Hey everyone! I'm currently looking into the semantic search features offered by AWS Opensearch, specifically using the vectorsearch collection type. From what I gather in the documentation, it seems like I need to generate the embeddings for a field before I can even ingest my documents. I was hoping there might be an automatic way to generate these embeddings when I set up a knn_vector type. I've also read about integrating with Sagemaker or Bedrock, but I'm not seeing that option available for the serverless collection. Any insights or guidance would be really helpful, thanks!
5 Answers
Right? Pinecone definitely seems like a better deal when you look at AWS Opensearch pricing!
You could also utilize Bedrock's knowledge bases to generate embeddings automatically when you sync your data source, like S3. It involves mapping the fields properly, but it can be done with your existing OpenSearch setup.
It doesn't look like automatic embedding generation is supported right off the bat.

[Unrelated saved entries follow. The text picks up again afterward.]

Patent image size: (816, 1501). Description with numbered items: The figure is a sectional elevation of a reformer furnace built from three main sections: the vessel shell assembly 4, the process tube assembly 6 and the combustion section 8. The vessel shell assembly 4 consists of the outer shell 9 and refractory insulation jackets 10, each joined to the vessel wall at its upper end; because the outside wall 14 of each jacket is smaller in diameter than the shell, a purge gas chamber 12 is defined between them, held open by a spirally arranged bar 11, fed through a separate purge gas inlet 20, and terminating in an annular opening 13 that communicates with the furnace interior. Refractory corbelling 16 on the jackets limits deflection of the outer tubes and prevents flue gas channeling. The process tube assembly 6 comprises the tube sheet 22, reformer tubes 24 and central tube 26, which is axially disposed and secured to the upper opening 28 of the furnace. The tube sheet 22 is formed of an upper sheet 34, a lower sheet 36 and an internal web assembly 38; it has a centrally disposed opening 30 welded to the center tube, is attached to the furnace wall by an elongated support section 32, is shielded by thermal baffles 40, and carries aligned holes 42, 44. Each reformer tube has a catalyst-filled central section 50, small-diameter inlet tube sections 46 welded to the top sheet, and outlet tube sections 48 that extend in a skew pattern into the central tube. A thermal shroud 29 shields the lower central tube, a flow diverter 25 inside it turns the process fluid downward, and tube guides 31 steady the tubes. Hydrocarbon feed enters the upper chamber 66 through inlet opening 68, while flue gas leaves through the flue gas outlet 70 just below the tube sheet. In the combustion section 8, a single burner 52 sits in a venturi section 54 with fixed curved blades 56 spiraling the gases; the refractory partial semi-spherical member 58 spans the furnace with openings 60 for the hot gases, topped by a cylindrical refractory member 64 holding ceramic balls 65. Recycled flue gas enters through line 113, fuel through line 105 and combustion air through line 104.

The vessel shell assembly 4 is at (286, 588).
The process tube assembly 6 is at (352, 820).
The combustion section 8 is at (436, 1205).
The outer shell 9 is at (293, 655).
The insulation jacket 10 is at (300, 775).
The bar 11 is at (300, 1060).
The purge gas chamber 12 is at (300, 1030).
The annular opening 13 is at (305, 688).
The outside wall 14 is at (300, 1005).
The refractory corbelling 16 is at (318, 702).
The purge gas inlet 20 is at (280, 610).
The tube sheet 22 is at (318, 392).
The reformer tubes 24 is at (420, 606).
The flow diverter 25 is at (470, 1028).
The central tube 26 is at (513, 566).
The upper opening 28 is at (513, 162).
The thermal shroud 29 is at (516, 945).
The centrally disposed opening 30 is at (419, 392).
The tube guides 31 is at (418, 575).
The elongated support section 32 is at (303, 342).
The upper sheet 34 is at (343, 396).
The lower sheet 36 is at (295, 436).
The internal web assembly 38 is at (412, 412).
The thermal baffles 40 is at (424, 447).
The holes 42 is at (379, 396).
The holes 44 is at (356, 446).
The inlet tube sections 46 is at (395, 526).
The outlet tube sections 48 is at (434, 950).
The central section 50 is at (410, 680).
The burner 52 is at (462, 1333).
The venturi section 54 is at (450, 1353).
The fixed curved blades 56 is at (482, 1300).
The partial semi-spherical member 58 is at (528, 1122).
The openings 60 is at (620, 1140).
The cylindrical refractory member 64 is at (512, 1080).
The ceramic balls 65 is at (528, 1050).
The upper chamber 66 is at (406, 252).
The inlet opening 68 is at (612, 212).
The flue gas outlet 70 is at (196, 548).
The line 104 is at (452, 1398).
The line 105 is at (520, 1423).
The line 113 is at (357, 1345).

However, you can set it up with the ML plugin along with an ingestion pipeline. This is based on the regular AWS Opensearch, so I can't say how it would play out in the serverless scenario though! Check out this link for more details.
Honestly, I'd recommend considering Pinecone instead. It's much more budget-friendly compared to AWS Opensearch costs.
Yep, you'll need to create the embeddings yourself. You can utilize AWS Bedrock, particularly with the Titan model, to help with this. Remember, embeddings are simply vectors that represent your text or other data in a certain space. OpenSearch won't know what you're trying to represent, whether it's a document field, the whole document, or something like an image. Just check those out!
Got it, I'm actually looking to use the pre-trained models mentioned in the OpenSearch docs. Thanks for the tip!